The plans for Yuksel Temiz’s “LEGO microscope” are all available on IBM’s Github , and Temiz wrote about the microscope for the May 2020 issue of IEEE Spectrum. He describes building a complex, high-end imaging setup that could capture footage of IBM’s microfluidic chips:
“I was able to take eye-catching videos as liquids filled microfluidic channels. However, my photo setup occupied half a bench in our lab and it required hours of fine adjustments to record one shot.”
Temiz called on IBM Zurich’s history of microscope development and decided, like Marc “Linux Teletype” Verdiell , that he could apply a long and accomplished history of high-level DIY tinkering to try to find a better way. “The result was a US $300 modular and motorized microscope that combines my three favorite adulthood hobbies: Arduino, Raspberry Pi, and [LEGO],” Temiz writes.
Arduino is a company that makes microcontrollers, which are tiny circuits that include everything someone needs in order to operate a specific kind of system.

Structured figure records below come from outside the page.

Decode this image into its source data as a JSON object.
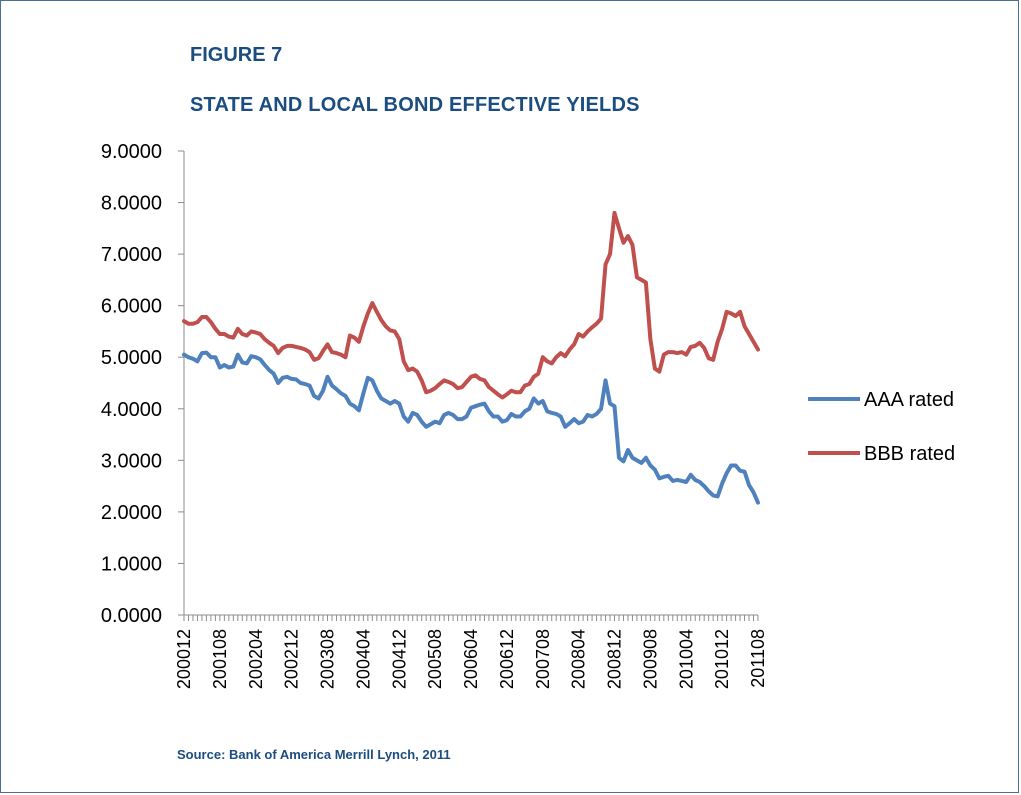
{
  "figure_label": "FIGURE 7",
  "title": "STATE AND LOCAL BOND EFFECTIVE YIELDS",
  "source": "Source:  Bank of America Merrill Lynch, 2011",
  "chart_data": {
    "type": "line",
    "title": "STATE AND LOCAL BOND EFFECTIVE YIELDS",
    "xlabel": "",
    "ylabel": "",
    "ylim": [
      0,
      9
    ],
    "y_ticks": [
      "0.0000",
      "1.0000",
      "2.0000",
      "3.0000",
      "4.0000",
      "5.0000",
      "6.0000",
      "7.0000",
      "8.0000",
      "9.0000"
    ],
    "x_tick_labels": [
      "200012",
      "200108",
      "200204",
      "200212",
      "200308",
      "200404",
      "200412",
      "200508",
      "200604",
      "200612",
      "200708",
      "200804",
      "200812",
      "200908",
      "201004",
      "201012",
      "201108"
    ],
    "x_range": [
      "200012",
      "201108"
    ],
    "grid": false,
    "legend_position": "right",
    "series": [
      {
        "name": "AAA rated",
        "color": "#4f81bd",
        "points": [
          [
            "200012",
            5.05
          ],
          [
            "200101",
            5.0
          ],
          [
            "200102",
            4.97
          ],
          [
            "200103",
            4.92
          ],
          [
            "200104",
            5.08
          ],
          [
            "200105",
            5.09
          ],
          [
            "200106",
            5.0
          ],
          [
            "200107",
            5.0
          ],
          [
            "200108",
            4.8
          ],
          [
            "200109",
            4.85
          ],
          [
            "200110",
            4.8
          ],
          [
            "200111",
            4.82
          ],
          [
            "200112",
            5.05
          ],
          [
            "200201",
            4.9
          ],
          [
            "200202",
            4.88
          ],
          [
            "200203",
            5.02
          ],
          [
            "200204",
            5.0
          ],
          [
            "200205",
            4.96
          ],
          [
            "200206",
            4.85
          ],
          [
            "200207",
            4.75
          ],
          [
            "200208",
            4.68
          ],
          [
            "200209",
            4.5
          ],
          [
            "200210",
            4.6
          ],
          [
            "200211",
            4.62
          ],
          [
            "200212",
            4.58
          ],
          [
            "200301",
            4.57
          ],
          [
            "200302",
            4.5
          ],
          [
            "200303",
            4.48
          ],
          [
            "200304",
            4.45
          ],
          [
            "200305",
            4.25
          ],
          [
            "200306",
            4.2
          ],
          [
            "200307",
            4.35
          ],
          [
            "200308",
            4.62
          ],
          [
            "200309",
            4.45
          ],
          [
            "200310",
            4.38
          ],
          [
            "200311",
            4.3
          ],
          [
            "200312",
            4.25
          ],
          [
            "200401",
            4.1
          ],
          [
            "200402",
            4.05
          ],
          [
            "200403",
            3.97
          ],
          [
            "200404",
            4.3
          ],
          [
            "200405",
            4.6
          ],
          [
            "200406",
            4.55
          ],
          [
            "200407",
            4.35
          ],
          [
            "200408",
            4.2
          ],
          [
            "200409",
            4.15
          ],
          [
            "200410",
            4.1
          ],
          [
            "200411",
            4.15
          ],
          [
            "200412",
            4.1
          ],
          [
            "200501",
            3.85
          ],
          [
            "200502",
            3.75
          ],
          [
            "200503",
            3.92
          ],
          [
            "200504",
            3.88
          ],
          [
            "200505",
            3.75
          ],
          [
            "200506",
            3.65
          ],
          [
            "200507",
            3.7
          ],
          [
            "200508",
            3.75
          ],
          [
            "200509",
            3.72
          ],
          [
            "200510",
            3.88
          ],
          [
            "200511",
            3.92
          ],
          [
            "200512",
            3.88
          ],
          [
            "200601",
            3.8
          ],
          [
            "200602",
            3.8
          ],
          [
            "200603",
            3.85
          ],
          [
            "200604",
            4.02
          ],
          [
            "200605",
            4.05
          ],
          [
            "200606",
            4.08
          ],
          [
            "200607",
            4.1
          ],
          [
            "200608",
            3.95
          ],
          [
            "200609",
            3.85
          ],
          [
            "200610",
            3.85
          ],
          [
            "200611",
            3.75
          ],
          [
            "200612",
            3.78
          ],
          [
            "200701",
            3.9
          ],
          [
            "200702",
            3.85
          ],
          [
            "200703",
            3.85
          ],
          [
            "200704",
            3.95
          ],
          [
            "200705",
            4.0
          ],
          [
            "200706",
            4.2
          ],
          [
            "200707",
            4.1
          ],
          [
            "200708",
            4.15
          ],
          [
            "200709",
            3.95
          ],
          [
            "200710",
            3.92
          ],
          [
            "200711",
            3.9
          ],
          [
            "200712",
            3.85
          ],
          [
            "200801",
            3.65
          ],
          [
            "200802",
            3.72
          ],
          [
            "200803",
            3.8
          ],
          [
            "200804",
            3.72
          ],
          [
            "200805",
            3.75
          ],
          [
            "200806",
            3.88
          ],
          [
            "200807",
            3.85
          ],
          [
            "200808",
            3.9
          ],
          [
            "200809",
            4.0
          ],
          [
            "200810",
            4.55
          ],
          [
            "200811",
            4.1
          ],
          [
            "200812",
            4.05
          ],
          [
            "200901",
            3.05
          ],
          [
            "200902",
            2.98
          ],
          [
            "200903",
            3.2
          ],
          [
            "200904",
            3.05
          ],
          [
            "200905",
            3.0
          ],
          [
            "200906",
            2.95
          ],
          [
            "200907",
            3.05
          ],
          [
            "200908",
            2.9
          ],
          [
            "200909",
            2.82
          ],
          [
            "200910",
            2.65
          ],
          [
            "200911",
            2.68
          ],
          [
            "200912",
            2.7
          ],
          [
            "201001",
            2.6
          ],
          [
            "201002",
            2.62
          ],
          [
            "201003",
            2.6
          ],
          [
            "201004",
            2.58
          ],
          [
            "201005",
            2.72
          ],
          [
            "201006",
            2.62
          ],
          [
            "201007",
            2.58
          ],
          [
            "201008",
            2.5
          ],
          [
            "201009",
            2.4
          ],
          [
            "201010",
            2.32
          ],
          [
            "201011",
            2.3
          ],
          [
            "201012",
            2.55
          ],
          [
            "201101",
            2.75
          ],
          [
            "201102",
            2.9
          ],
          [
            "201103",
            2.9
          ],
          [
            "201104",
            2.8
          ],
          [
            "201105",
            2.78
          ],
          [
            "201106",
            2.52
          ],
          [
            "201107",
            2.38
          ],
          [
            "201108",
            2.18
          ]
        ]
      },
      {
        "name": "BBB rated",
        "color": "#c0504d",
        "points": [
          [
            "200012",
            5.7
          ],
          [
            "200101",
            5.65
          ],
          [
            "200102",
            5.65
          ],
          [
            "200103",
            5.68
          ],
          [
            "200104",
            5.78
          ],
          [
            "200105",
            5.78
          ],
          [
            "200106",
            5.68
          ],
          [
            "200107",
            5.55
          ],
          [
            "200108",
            5.45
          ],
          [
            "200109",
            5.45
          ],
          [
            "200110",
            5.4
          ],
          [
            "200111",
            5.38
          ],
          [
            "200112",
            5.55
          ],
          [
            "200201",
            5.45
          ],
          [
            "200202",
            5.42
          ],
          [
            "200203",
            5.5
          ],
          [
            "200204",
            5.48
          ],
          [
            "200205",
            5.45
          ],
          [
            "200206",
            5.35
          ],
          [
            "200207",
            5.28
          ],
          [
            "200208",
            5.22
          ],
          [
            "200209",
            5.08
          ],
          [
            "200210",
            5.18
          ],
          [
            "200211",
            5.22
          ],
          [
            "200212",
            5.22
          ],
          [
            "200301",
            5.2
          ],
          [
            "200302",
            5.18
          ],
          [
            "200303",
            5.15
          ],
          [
            "200304",
            5.1
          ],
          [
            "200305",
            4.95
          ],
          [
            "200306",
            4.98
          ],
          [
            "200307",
            5.12
          ],
          [
            "200308",
            5.25
          ],
          [
            "200309",
            5.1
          ],
          [
            "200310",
            5.08
          ],
          [
            "200311",
            5.05
          ],
          [
            "200312",
            5.0
          ],
          [
            "200401",
            5.42
          ],
          [
            "200402",
            5.38
          ],
          [
            "200403",
            5.3
          ],
          [
            "200404",
            5.6
          ],
          [
            "200405",
            5.85
          ],
          [
            "200406",
            6.05
          ],
          [
            "200407",
            5.88
          ],
          [
            "200408",
            5.72
          ],
          [
            "200409",
            5.6
          ],
          [
            "200410",
            5.52
          ],
          [
            "200411",
            5.5
          ],
          [
            "200412",
            5.35
          ],
          [
            "200501",
            4.92
          ],
          [
            "200502",
            4.75
          ],
          [
            "200503",
            4.78
          ],
          [
            "200504",
            4.72
          ],
          [
            "200505",
            4.55
          ],
          [
            "200506",
            4.32
          ],
          [
            "200507",
            4.35
          ],
          [
            "200508",
            4.4
          ],
          [
            "200509",
            4.48
          ],
          [
            "200510",
            4.55
          ],
          [
            "200511",
            4.52
          ],
          [
            "200512",
            4.48
          ],
          [
            "200601",
            4.4
          ],
          [
            "200602",
            4.42
          ],
          [
            "200603",
            4.52
          ],
          [
            "200604",
            4.62
          ],
          [
            "200605",
            4.65
          ],
          [
            "200606",
            4.58
          ],
          [
            "200607",
            4.55
          ],
          [
            "200608",
            4.42
          ],
          [
            "200609",
            4.35
          ],
          [
            "200610",
            4.28
          ],
          [
            "200611",
            4.22
          ],
          [
            "200612",
            4.28
          ],
          [
            "200701",
            4.35
          ],
          [
            "200702",
            4.32
          ],
          [
            "200703",
            4.32
          ],
          [
            "200704",
            4.45
          ],
          [
            "200705",
            4.48
          ],
          [
            "200706",
            4.62
          ],
          [
            "200707",
            4.68
          ],
          [
            "200708",
            5.0
          ],
          [
            "200709",
            4.92
          ],
          [
            "200710",
            4.88
          ],
          [
            "200711",
            5.0
          ],
          [
            "200712",
            5.08
          ],
          [
            "200801",
            5.02
          ],
          [
            "200802",
            5.15
          ],
          [
            "200803",
            5.25
          ],
          [
            "200804",
            5.45
          ],
          [
            "200805",
            5.4
          ],
          [
            "200806",
            5.5
          ],
          [
            "200807",
            5.58
          ],
          [
            "200808",
            5.65
          ],
          [
            "200809",
            5.75
          ],
          [
            "200810",
            6.8
          ],
          [
            "200811",
            7.0
          ],
          [
            "200812",
            7.8
          ],
          [
            "200901",
            7.5
          ],
          [
            "200902",
            7.22
          ],
          [
            "200903",
            7.35
          ],
          [
            "200904",
            7.18
          ],
          [
            "200905",
            6.55
          ],
          [
            "200906",
            6.5
          ],
          [
            "200907",
            6.45
          ],
          [
            "200908",
            5.35
          ],
          [
            "200909",
            4.78
          ],
          [
            "200910",
            4.72
          ],
          [
            "200911",
            5.05
          ],
          [
            "200912",
            5.1
          ],
          [
            "201001",
            5.1
          ],
          [
            "201002",
            5.08
          ],
          [
            "201003",
            5.1
          ],
          [
            "201004",
            5.05
          ],
          [
            "201005",
            5.2
          ],
          [
            "201006",
            5.22
          ],
          [
            "201007",
            5.28
          ],
          [
            "201008",
            5.18
          ],
          [
            "201009",
            4.98
          ],
          [
            "201010",
            4.95
          ],
          [
            "201011",
            5.3
          ],
          [
            "201012",
            5.55
          ],
          [
            "201101",
            5.88
          ],
          [
            "201102",
            5.85
          ],
          [
            "201103",
            5.8
          ],
          [
            "201104",
            5.88
          ],
          [
            "201105",
            5.6
          ],
          [
            "201106",
            5.45
          ],
          [
            "201107",
            5.3
          ],
          [
            "201108",
            5.15
          ]
        ]
      }
    ]
  }
}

They’re good for pieces of equipment that do a fairly straightforward job, like medical equipment or household appliances . In this case, Temiz wanted an Arduino chip that he can set up and program to operate his imaging setup.

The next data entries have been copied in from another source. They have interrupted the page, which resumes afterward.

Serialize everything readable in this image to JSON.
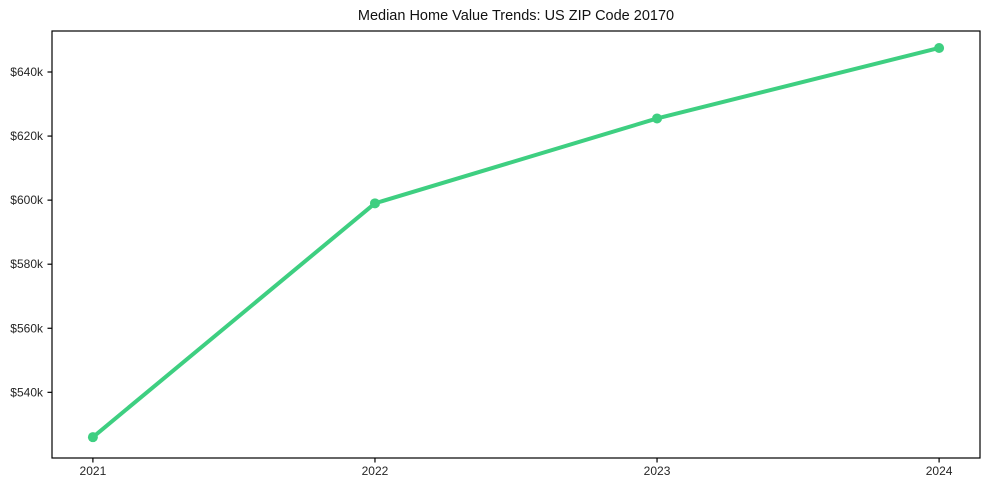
{
  "chart_data": {
    "type": "line",
    "title": "Median Home Value Trends: US ZIP Code 20170",
    "categories": [
      "2021",
      "2022",
      "2023",
      "2024"
    ],
    "values": [
      526000,
      599000,
      625500,
      647500
    ],
    "xlabel": "",
    "ylabel": "",
    "ylim": [
      519500,
      652800
    ],
    "yticks": [
      {
        "value": 540000,
        "label": "$540k"
      },
      {
        "value": 560000,
        "label": "$560k"
      },
      {
        "value": 580000,
        "label": "$580k"
      },
      {
        "value": 600000,
        "label": "$600k"
      },
      {
        "value": 620000,
        "label": "$620k"
      },
      {
        "value": 640000,
        "label": "$640k"
      }
    ],
    "grid": false,
    "legend_position": "none",
    "line_color": "#3ecf81",
    "marker": "circle",
    "axis_color": "#000000",
    "text_color": "#262626",
    "background_color": "#ffffff"
  }
}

Arduino is an open source project, and its integrated developer environment (IDE), which people use to code their microcontrollers, is available online . But programmers can use anything they want to put C or C++ code onto an Arduino chip. And then Temiz added a Raspberry Pi, which is often mentioned in the same breath as Arduino because of its similar role in the world of tinkerers.

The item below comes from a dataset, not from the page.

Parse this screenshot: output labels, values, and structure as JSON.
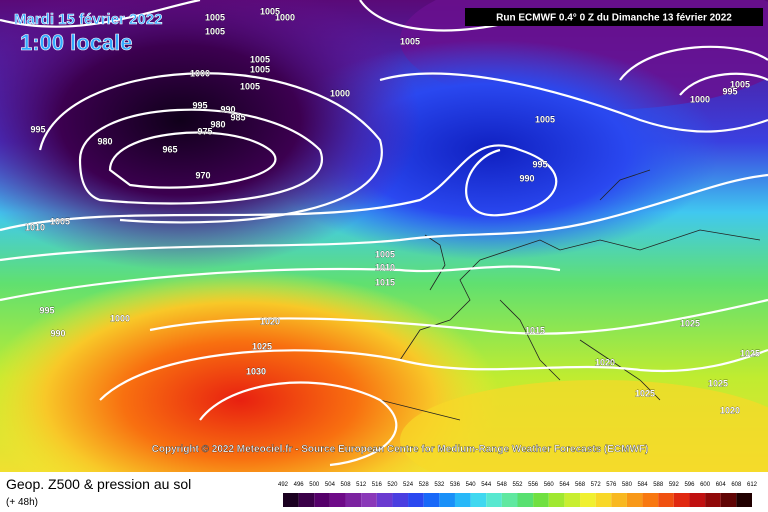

But the Raspberry Pi is much more powerful, with an onboard operating system and the ability to do more sophisticated tasks with more variety. In this case, Temiz linked it with an official Raspberri Pi camera attachment. Then, with the help of a LEGO structure and some 3D-printed parts, he had everything he needed to capture and process high-quality microscope images.
Technically, you can do this at home—especially if you’re also an experienced tinkerer and circuitry builder. The hardware part is sophisticated, but it’s still well within reach, and for a lot less than a similar commercial microscope. And, IBM Research reports , an employee’s 7-year-old son immediately got the knack.
“He’s used to building LEGO toys, and as soon as he saw the instructions, he instantly started following them and assembling the device,” IBM scientist Thomas Gervais said. “He made it work in a few minutes, it was actually pretty impressive.”